Tuesday, September 1, 2009

The Enigma of a Code Breaker

Ever since watching documentaries as a kid about World War 2, I have always been fascinated about that war. It was a time of great strength, fear, waste, and invention. War is never a good thing, but as a kid I watched in fascination and awe of what people did for God, Family and Country.

As the childhood fascination of war disappeared, the inventions are what kept my interest. This was a time of great technical advances. As my career moved to computers again, I found a new fascination with WWII.

The Enigma machines captured my interest, both their use and effect in the war as well as the efforts made to break the codes by the Allies.
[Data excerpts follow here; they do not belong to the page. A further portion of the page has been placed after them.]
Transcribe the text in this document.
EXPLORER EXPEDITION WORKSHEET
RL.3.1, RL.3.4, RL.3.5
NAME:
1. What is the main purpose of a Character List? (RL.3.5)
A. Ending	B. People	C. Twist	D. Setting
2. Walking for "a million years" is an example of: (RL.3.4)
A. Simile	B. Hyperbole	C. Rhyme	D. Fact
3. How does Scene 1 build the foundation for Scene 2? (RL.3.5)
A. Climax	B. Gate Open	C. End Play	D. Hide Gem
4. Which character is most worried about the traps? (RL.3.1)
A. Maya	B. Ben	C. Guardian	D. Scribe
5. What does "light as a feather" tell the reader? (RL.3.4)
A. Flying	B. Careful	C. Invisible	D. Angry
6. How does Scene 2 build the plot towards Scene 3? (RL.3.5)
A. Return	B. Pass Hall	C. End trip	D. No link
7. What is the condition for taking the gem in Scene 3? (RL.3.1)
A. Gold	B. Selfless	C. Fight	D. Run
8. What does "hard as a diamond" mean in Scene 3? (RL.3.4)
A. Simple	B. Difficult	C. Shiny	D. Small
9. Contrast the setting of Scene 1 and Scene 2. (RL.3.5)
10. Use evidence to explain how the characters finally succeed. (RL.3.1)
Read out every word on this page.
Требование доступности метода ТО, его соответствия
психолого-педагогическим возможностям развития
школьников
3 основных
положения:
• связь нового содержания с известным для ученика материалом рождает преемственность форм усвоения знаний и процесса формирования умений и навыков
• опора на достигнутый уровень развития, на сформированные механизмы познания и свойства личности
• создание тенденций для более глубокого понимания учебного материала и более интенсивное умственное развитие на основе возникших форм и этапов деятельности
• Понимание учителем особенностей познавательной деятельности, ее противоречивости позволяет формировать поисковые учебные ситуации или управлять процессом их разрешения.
It was an interesting machine, but my true fascination with the subject grew when I learned about Bletchley Park and Alan Turing.

From the CNN article - "Turing was best known for inventing the Bombe, a code-breaking machine that deciphered messages encoded by German Enigma machines during World War II.
The messages provided the Allies with crucial information from the British government's code-breaking headquarters in Bletchley Park where Turing worked full-time during the war.
He was considered a mathematical genius and went on to develop the Turing machine, a theory that automatic computation cannot solve all mathematical problems, which is considered the basis of modern computing."

When I first of Turing I wondered why I had not heard of him before. Then I learned he had committed suicide in 1954 at the age of 41. I thought that was the reason I had not heard of him, he had cut himself short. Then I saw a new documentary (and I wish I could remember the name of it) that made it all very clear.

At the end of the war, the code breakers of Bletchley Park destroyed everything: the documents about broken codes, one of the first computers that had been made to break the Enigma codes faster. The group disbanded to their civilian lives. Alan Turing, the mathematical genius that served his country so well, and built one of the first computers, was then prosecuted by his own government.

"Turing was subjected to chemical castration in 1952 after being found guilty of the charge of gross indecency for having a homosexual relationship, an illegal act at the time. He committed suicide two years later."

So what is the point to this rant? Well, first I hope Alan Turing gets the recognition and apology that he deserves. Second, I hope we can learn from history, and not persecute others for different lifestyles and beliefs. Third, well that is my own selfish reason and that is simply to vent.